- A single search query touches 700 to 1,000 machines in less then 0.25 seconds.
- They currently have 36 data centers containing over 800,000 servers
with 40 servers/rack.
That’s about 555 racks per datacenter and if a standard 19″ rack is ~61 sqft that means they’ve got 33,855 sqft of raised floor space. Which averaged (be careful of averages) over 36 datacenters is about 950 sqft of commutate space each. Which is probably much smaller then the actual sizes.
We know from experience that they use BigTable (their distributed storage service) and MapReduce (cluster computing) a lot.
- The largest BigTable instance manages about 6 petabytes of data spread across thousands of machines.
I think 6 petabytes actually seems kind of low. Although I realize that’s about one hundred times the amount of data in the Library of Congress, it seems to me that they likely have a very large number of BigTable clusters.
- They’ve had 29,000 MapReduce
jobs in August 2004 and 2.2 million in September 2007 and the average time to complete a job has dropped from about 10 minutes to 6 minutes. .
That seems like an astounding increase and makes a clear statement that it’s a valid programming paradigm for data processing.

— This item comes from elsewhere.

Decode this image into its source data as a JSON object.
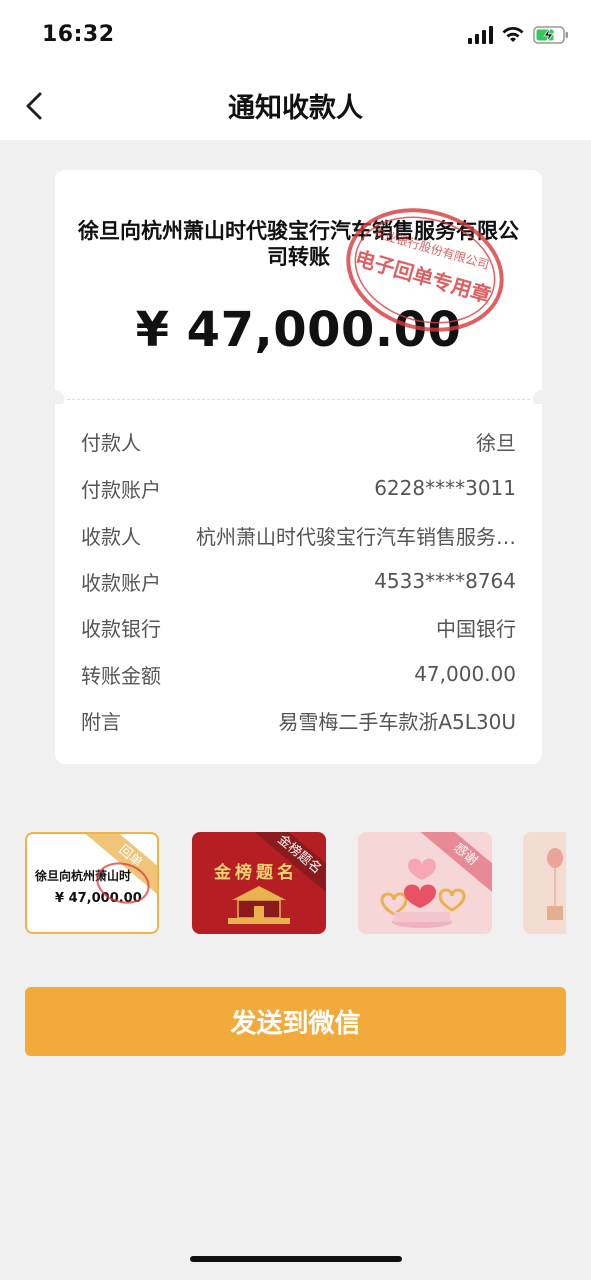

One can only imagine how much their infrastructure has compounded (both in size and computing capacity) to accommodate such an increase in volume and still cut the time almost in half.
- In a typical day will they’ll run about 100,000 MapReduce jobs each of which occupies about 400 servers.
If you take 400 servers per job times 100,000 jobs that would imply about 40M machines. I know they’re not all being run at the same time (and we know from earlier that they have about 800,000) servers but combined that suggests they’re seeing a contribution factor of ~50 ( 40M / 800K ) from each machine.
- The data output by these MapReduce tasks has risen from 193 terabytes to 14,018 terabytes.
I’m not sure it’s valid to try to compare the data out with the data being stored since we don’t know how many BigTable instances they have running, but they’ll often recompute data instead of storing a cached copy. Their other big challenge in computing is getting the data
shuttled around the network. It also seems typical (especially in the web world) that the data you
compute from a source can be much larger then that original data. So it seems likely that Google’s found a well balanced compute cost vs. data storage tradeoff that works for them.
They also have some interesting insight into the frequency and costs of various failures for a 1 year period;
On average, for a typical cluster configuration of 1000 machines you’ll have;
- 1000+ HD failures, 20 mini switch failures and 5 full switch failures and 1 PDU failure
- ~1/2 will overheat, forcing a power down of most machines in <5 mins and taking ~1-2 days to recover.
- ~1 PDU failure, ~500-1000 machines suddenly disappear and take ~6 hours to come back
- ~1 rack-move advanced notice but ~500-1000 machines powered down and take ~6 hours to bring back up [Note this seems to contradict the 40 machines per rack statement but it may have to do with intra cluster communication links]
- ~1 network rewiring, rolling ~5% of machines down over 2-day span
- ~20 rack failures, 40-80 machines instantly disappear, 1-6 hours to get back
- ~5 racks go wonky, 40-80 machines see 50% packetloss
- ~8 network maintenances, 4 might cause ~30-minute random connectivity losses
- ~12 router reloads, takes out DNS and external VIPs for a couple minutes
- ~3 router failures, have to immediately pull traffic for an hour
- ~dozens of minor 30-second blips for DNS